Mi abuelo entonces tomó la ranita del suelo con mucho celo y me la puso entre las manos, diciéndome: “Está muy débil, ten cuidado no se te caiga”. Y yo le pregunté: “¿Qué vas a hacer, abuelo?” Él me respondió: “Confía en mí, tú que dices que yo soy un gran científico”.

Entonces el abuelo le cortó las patas a la rana de goma, y muy cuidadosamente, entre ambos se las fijamos a Titina con la ayuda del pegamento que trajimos. Una vez terminado el trabajo, mi abuelo me dijo: “Suéltala”. Obedecí, y la puse con cuidado en el suelo. Se quedó muy quieta, mirándonos con extrañeza, como si estuviera atada a las yerbas.

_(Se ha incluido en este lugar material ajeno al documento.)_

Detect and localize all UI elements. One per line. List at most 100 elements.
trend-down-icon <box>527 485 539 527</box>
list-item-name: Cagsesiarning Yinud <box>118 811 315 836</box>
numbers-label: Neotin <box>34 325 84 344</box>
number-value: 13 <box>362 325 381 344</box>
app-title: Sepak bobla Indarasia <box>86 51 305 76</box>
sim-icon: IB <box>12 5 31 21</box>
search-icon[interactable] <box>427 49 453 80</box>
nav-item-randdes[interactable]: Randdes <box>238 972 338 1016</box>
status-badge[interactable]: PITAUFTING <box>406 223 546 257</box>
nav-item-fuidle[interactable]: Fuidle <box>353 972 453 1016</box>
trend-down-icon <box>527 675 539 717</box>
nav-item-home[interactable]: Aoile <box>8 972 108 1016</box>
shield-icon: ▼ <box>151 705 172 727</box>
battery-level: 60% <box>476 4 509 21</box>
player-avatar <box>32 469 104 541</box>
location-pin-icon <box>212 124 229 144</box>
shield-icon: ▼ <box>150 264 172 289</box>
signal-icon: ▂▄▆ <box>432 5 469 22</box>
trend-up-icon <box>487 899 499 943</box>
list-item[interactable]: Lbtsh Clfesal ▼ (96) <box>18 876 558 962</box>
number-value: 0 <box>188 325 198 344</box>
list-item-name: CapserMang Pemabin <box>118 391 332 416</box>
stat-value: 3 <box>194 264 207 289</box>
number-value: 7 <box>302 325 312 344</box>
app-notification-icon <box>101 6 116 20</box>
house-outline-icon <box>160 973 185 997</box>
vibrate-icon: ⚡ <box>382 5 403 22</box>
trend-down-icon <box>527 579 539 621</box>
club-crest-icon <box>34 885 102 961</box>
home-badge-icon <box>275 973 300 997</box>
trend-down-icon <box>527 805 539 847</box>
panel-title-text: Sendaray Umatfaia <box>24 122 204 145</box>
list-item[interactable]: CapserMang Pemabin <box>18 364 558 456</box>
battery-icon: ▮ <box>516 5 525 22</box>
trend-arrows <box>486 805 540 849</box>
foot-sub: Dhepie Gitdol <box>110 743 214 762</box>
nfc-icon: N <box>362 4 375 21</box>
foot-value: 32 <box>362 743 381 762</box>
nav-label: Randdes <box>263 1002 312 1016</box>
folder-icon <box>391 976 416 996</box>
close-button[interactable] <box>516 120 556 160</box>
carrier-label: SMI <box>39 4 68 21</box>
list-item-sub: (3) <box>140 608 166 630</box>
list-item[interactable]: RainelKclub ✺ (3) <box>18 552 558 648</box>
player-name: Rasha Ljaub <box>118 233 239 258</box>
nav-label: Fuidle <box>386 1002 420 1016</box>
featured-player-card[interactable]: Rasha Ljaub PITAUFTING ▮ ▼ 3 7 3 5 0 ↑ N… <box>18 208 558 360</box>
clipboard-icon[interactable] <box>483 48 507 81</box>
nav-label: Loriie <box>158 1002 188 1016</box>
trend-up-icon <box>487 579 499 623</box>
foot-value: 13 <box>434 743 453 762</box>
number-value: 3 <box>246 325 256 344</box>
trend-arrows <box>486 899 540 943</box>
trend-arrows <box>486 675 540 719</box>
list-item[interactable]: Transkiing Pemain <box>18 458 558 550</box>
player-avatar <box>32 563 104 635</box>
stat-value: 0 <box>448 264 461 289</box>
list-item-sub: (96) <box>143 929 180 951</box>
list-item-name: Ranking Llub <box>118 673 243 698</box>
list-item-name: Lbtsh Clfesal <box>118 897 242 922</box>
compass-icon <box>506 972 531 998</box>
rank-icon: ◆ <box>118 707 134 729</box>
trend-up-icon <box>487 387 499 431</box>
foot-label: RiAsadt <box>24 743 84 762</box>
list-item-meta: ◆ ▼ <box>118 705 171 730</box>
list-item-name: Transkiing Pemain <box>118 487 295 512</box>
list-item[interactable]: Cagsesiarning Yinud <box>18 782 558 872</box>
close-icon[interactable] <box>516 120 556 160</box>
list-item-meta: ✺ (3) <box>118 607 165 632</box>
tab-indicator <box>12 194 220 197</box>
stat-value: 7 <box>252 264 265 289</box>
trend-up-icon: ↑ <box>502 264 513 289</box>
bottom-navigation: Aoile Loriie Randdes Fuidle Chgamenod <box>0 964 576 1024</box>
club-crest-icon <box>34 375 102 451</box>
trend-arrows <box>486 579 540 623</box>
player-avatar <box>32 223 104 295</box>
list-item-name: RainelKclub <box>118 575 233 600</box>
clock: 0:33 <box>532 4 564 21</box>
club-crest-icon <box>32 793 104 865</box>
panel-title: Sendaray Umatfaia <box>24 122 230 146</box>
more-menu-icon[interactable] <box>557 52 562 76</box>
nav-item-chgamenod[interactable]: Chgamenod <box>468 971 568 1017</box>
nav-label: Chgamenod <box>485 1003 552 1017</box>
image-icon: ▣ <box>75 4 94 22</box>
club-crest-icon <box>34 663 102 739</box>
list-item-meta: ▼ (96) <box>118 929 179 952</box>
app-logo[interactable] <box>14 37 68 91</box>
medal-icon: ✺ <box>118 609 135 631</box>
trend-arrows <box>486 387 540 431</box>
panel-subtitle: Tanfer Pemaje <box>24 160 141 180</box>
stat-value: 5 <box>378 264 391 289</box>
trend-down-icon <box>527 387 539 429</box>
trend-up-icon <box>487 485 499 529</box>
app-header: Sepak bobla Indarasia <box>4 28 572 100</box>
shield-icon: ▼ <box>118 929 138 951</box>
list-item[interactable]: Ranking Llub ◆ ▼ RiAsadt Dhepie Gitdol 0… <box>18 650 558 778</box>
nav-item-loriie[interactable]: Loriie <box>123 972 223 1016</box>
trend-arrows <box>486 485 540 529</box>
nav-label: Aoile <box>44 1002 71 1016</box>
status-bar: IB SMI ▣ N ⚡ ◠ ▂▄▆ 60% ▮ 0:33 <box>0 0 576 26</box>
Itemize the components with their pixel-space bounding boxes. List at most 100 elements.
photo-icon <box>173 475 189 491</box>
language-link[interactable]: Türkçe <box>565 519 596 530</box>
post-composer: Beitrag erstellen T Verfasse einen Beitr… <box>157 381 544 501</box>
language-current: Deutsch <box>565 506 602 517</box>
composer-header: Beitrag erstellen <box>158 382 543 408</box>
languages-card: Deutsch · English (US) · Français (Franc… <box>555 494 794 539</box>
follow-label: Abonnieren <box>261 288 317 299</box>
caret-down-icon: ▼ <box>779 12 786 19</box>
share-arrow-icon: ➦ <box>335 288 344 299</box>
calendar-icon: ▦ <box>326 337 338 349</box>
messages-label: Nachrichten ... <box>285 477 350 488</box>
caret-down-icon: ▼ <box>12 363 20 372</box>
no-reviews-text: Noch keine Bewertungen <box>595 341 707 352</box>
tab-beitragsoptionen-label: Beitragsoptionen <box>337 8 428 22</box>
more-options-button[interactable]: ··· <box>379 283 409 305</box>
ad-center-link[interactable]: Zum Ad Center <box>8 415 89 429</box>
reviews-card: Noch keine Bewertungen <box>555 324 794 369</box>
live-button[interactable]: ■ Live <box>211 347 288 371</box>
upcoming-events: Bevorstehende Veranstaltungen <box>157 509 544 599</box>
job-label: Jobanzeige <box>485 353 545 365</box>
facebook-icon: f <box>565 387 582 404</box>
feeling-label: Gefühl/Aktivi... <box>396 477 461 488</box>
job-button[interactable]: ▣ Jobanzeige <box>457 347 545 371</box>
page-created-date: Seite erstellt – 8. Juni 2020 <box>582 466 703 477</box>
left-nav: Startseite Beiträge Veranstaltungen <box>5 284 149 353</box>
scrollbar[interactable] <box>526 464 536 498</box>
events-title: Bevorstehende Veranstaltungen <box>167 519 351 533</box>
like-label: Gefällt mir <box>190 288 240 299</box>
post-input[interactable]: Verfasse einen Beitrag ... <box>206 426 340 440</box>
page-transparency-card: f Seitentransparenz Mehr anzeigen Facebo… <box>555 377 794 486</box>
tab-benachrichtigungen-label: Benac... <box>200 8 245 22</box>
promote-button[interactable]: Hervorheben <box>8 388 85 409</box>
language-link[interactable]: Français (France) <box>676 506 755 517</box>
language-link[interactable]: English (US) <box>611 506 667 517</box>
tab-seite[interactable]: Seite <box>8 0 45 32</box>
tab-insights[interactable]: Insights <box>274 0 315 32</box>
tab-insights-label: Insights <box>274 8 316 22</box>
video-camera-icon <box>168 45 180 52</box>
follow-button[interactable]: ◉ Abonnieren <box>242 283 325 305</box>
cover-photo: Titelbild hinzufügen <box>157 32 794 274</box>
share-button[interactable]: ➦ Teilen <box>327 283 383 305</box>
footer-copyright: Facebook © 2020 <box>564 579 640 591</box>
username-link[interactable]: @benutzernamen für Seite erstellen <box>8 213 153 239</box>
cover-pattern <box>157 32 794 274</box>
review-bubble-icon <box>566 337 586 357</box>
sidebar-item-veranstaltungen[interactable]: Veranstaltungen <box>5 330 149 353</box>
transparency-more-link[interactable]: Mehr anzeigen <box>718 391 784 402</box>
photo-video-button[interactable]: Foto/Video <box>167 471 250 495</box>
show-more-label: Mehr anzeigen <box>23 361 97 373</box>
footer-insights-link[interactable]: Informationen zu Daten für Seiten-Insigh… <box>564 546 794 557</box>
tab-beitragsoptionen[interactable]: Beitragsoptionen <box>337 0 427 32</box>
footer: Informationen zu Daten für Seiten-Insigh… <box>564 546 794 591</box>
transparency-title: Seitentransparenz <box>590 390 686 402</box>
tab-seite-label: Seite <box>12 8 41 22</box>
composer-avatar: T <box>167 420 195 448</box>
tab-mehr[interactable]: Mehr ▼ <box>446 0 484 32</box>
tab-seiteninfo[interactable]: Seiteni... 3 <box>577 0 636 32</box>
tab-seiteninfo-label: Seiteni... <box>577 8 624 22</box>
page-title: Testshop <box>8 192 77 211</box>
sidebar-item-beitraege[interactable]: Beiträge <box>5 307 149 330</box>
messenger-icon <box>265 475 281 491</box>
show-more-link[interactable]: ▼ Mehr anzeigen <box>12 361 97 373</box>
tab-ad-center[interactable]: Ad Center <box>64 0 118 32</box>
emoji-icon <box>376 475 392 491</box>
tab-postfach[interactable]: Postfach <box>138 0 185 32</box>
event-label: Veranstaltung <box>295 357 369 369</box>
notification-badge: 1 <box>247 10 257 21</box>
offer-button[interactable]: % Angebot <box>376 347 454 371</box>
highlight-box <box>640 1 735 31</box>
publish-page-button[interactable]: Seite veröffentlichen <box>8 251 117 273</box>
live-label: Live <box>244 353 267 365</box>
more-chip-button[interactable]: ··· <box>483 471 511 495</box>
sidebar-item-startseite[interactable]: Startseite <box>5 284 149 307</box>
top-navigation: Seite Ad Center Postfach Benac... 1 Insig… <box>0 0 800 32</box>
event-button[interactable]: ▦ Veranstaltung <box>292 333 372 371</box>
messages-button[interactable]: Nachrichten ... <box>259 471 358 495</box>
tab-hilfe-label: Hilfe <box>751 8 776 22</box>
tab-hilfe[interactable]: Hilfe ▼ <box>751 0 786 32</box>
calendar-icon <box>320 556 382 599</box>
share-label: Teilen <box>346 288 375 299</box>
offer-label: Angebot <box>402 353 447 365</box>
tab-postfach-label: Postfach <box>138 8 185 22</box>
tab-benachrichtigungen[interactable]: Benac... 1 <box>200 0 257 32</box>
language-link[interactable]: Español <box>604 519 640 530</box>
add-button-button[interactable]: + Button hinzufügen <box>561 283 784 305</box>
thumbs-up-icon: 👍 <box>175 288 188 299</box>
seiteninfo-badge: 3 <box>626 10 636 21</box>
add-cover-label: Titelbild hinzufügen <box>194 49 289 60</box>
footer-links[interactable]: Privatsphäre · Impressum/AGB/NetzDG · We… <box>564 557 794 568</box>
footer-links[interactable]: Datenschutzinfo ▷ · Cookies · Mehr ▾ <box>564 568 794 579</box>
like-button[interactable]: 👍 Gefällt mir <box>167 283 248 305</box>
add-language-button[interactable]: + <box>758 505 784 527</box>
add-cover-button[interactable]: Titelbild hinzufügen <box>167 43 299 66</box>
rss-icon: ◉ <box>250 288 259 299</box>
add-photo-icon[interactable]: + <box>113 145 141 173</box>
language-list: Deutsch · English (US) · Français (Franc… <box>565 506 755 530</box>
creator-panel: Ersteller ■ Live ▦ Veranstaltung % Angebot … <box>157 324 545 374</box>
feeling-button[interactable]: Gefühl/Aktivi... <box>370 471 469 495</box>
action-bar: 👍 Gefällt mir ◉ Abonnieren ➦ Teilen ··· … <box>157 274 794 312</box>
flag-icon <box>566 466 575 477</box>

De pronto dio un pequeño salto, y otro mayor, y otro aún más grande… ¡y se lanzó al agua!

Nadó y nadó y fue a subirse a una raíz que sobresalía del agua. Desde allí nos miró y hasta me pareció que nos guiñaba un ojo. Luego desapareció de la superficie de la quieta charca. Esta vez fue mi abuelo el que me guiñó el ojo derecho, y me puso la mano en el hombro como lo hacen los deportistas cuando ganan. En sus ojos vi un par de lágrimas y solo atinó a decirme: “¡Buen chico, caramba!”